Increasing the value of intellectual capital, distributing and avoiding “reinventing the wheel”, providing access to relevant information and knowledge to all employees, optimising research studies, turning the intellectual capital of the company into a source of revenue, and merging various corporate initiatives — such as content and document management — are the duties of a knowledge officer.

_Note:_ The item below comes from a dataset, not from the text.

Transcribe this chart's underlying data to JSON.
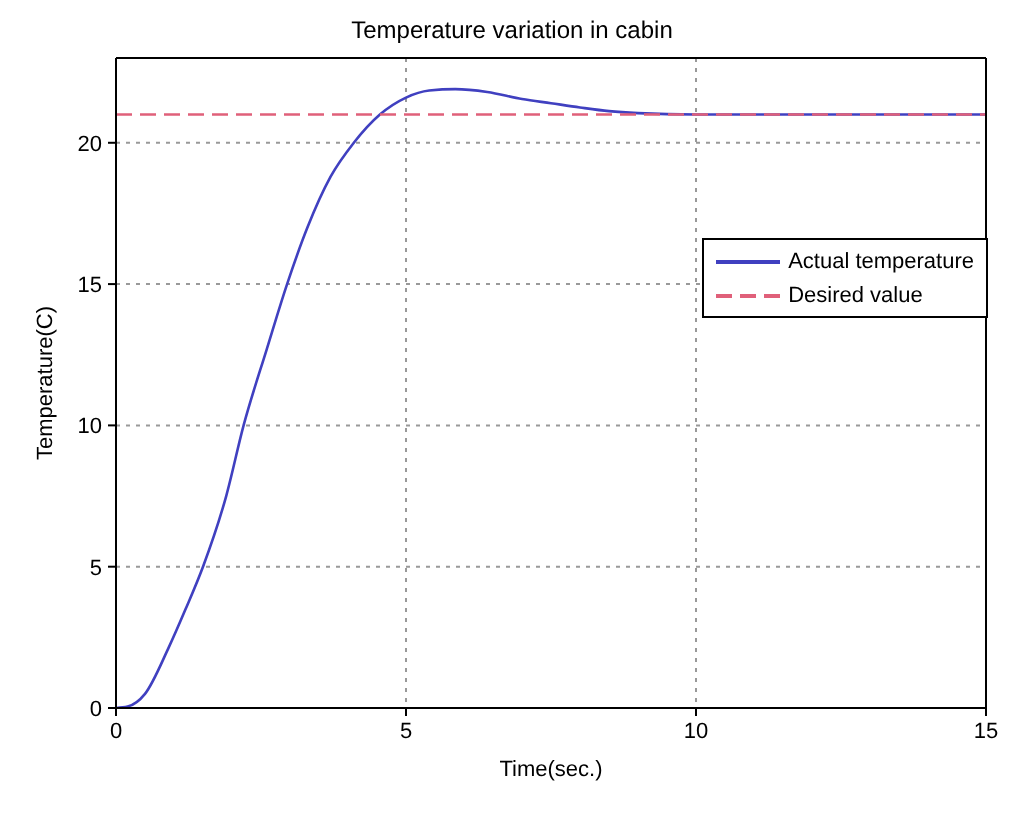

Knowledge management has always existed in one form or another — on-the-job peer discussions, formal apprenticeship, libraries, professional training and mentoring programmes. The advent of the latest generation of computers and the Internet has brought with it new technologies, including e-learning, web conferencing, collaborative software, content management systems, corporate “yellow pages” directories, e-mail lists and blogs.
What should I study?
A course in knowledge management can provide students with the skills required to apply knowledge management techniques to organisational functions such as strategic planning, decision-making and forecasting.
What next?
In a knowledge-based society, effective and efficient communication and information services are vital. These can only be provided if there is an adequate supply of personnel who are appropriately educated and adequately trained. They must also be able to continually update their skills. Knowledge management skills, including knowledge sharing, capturing and mapping, are required in many different types of organisations both in the public and private sectors.
At present, knowledge management has been most successfully implemented in the financial and business service sectors. It is expected that these job opportunities will continue to grow. Large companies like Mahindra and Mahindra, Godrej, ITC Limited, Hindustan Lever Limited, Proctor and Gamble, the Tata Group and Larsen and Toubro have knowledge management systems.
Knowledge management is becoming increasingly relevant in the legal profession. Regardless of whether you work in a large law firm or as a solo practitioner, an in-house counsel or a lawyer in the public sector, knowledge management shows you how you can leverage that knowledge to achieve your business objectives.
where to study
- Indian Institute of Technology, Roorkee.
- Indian Institute of Management, Calcutta.
- Indian Institute of Science, Bangalore.
- Kesavan Institute of Information and Knowledge Management, Secunderabad.
- Indian Institute of Management, Kozhikode.